Their structure extends beyond standard CSMs to include CS Engineers and Architects, fulfilling specific functions based on customer scale and complexity.

 

Ideas and Inspiration: CS can play a critical role in both retaining existing customers and enabling new sales by ensuring successful onboarding, migrations, and technical support. 

Structuring teams to support these dual goals optimizes both revenue and customer outcomes.

Deepak from Atlan shared the “pod” model—a team with diverse skills serving a single account—to balance technical expertise with consultative support. 

3. Customer Value Focus: Focus on Metrics that Prove Real Value

Traditional metrics often fall short of capturing the holistic impact of Customer Success. Metrics like Net Revenue Retention (NRR) may dominate conversations, but they aren’t the only story. 

For instance, the Bloomreach team started tracking referral-generated pipelines and found their win rate on referrals to be 75%! This was a sign that KPIs for CS must extend beyond customer revenue metrics. 

It’s why understanding customer satisfaction (CSAT) across different personas is crucial—knowing what keeps practitioners engaged may differ from what converts executives. 

Match your metrics to your company’s maturity, your customers’ needs, and market conditions.

Ideas & Inspiration: Christy shared Bloomreach’s emphasis on "earned growth" as a metric that tracks tangible outcomes like churn reductions, upsell opportunities, and customer referrals. 

This metric put a tangible value on long-term customer loyalty and advocacy—something the C-suite couldn’t ignore.

This focus on ‘earned growth’ made it imperative to focus on CSAT and 

  • Measure the happiness of different personas and 
  • Measure access to decision-makers (power users) to move beyond retention and usage into growth opportunities.

The book Winning on Purpose explores the evolving focus on customer success and retention. The book underscores the concept of NPS 3.0, which combines multiple commercial metrics to measure customer experience more holistically.

4. Compensation Structures: Focus on Behavioral Incentives Over Rigid Structures

Misaligned incentives can – and will – sabotage CS efforts. Prioritize the behavior you want to promote rather than solely focusing on compensation percentages. Your compensation plans should promote desired behaviors, from generating leads to enhancing customer satisfaction.

Align CS incentives with Sales for cohesive goals, balancing retention, growth, and acquisition.

The key is to add incentives like SPIFFs to drive specific initiatives, such as referrals or customer satisfaction improvements.

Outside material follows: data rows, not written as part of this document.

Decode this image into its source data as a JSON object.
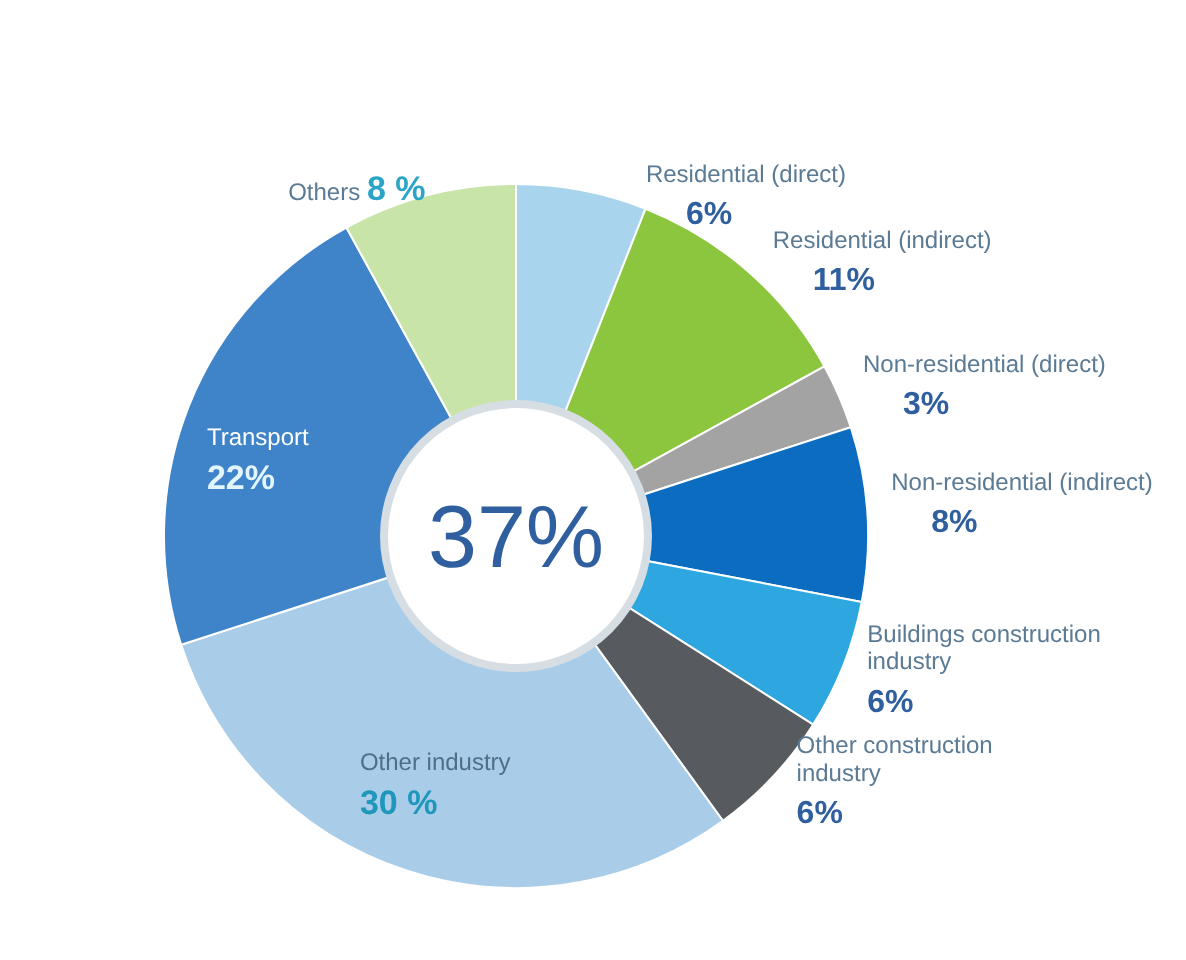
{
  "chart_data": {
    "type": "donut",
    "categories": [
      "Residential (direct)",
      "Residential (indirect)",
      "Non-residential (direct)",
      "Non-residential (indirect)",
      "Buildings construction industry",
      "Other construction industry",
      "Other industry",
      "Transport",
      "Others"
    ],
    "values": [
      6,
      11,
      3,
      8,
      6,
      6,
      30,
      22,
      8
    ],
    "value_labels": [
      "6%",
      "11%",
      "3%",
      "8%",
      "6%",
      "6%",
      "30 %",
      "22%",
      "8 %"
    ],
    "colors": [
      "#a9d4ee",
      "#8cc63f",
      "#a3a3a3",
      "#0b6cc0",
      "#2ea7e0",
      "#575b60",
      "#a9cde9",
      "#3f84c9",
      "#c8e4a8"
    ],
    "annotations": [
      "37%"
    ]
  }
}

Ideas & Inspiration: At Bloomreach, compensation is 50-50 between base salary and bonus, with additional incentives. When they noticed gaps, such as the desire for more referral incentives, they used SPIFFs (short-term sales incentives) to reinforce specific behaviors, focusing on change management rather than creating competition between team members.

GitLab approaches compensation with a 70-30 or 80-20 split, emphasizing retention and aligning CS compensation with sales objectives. Compensation plans iteratively evolve, using retention as a core component while factoring in variables like gross renewals.

Atlan customizes its CS metrics based on retention and expansion, with most team members operating under a 70-30 or 80-20 incentive split. Their approach also accounts for unique situations, such as inheriting high-risk accounts, to ensure fairness across the CS team.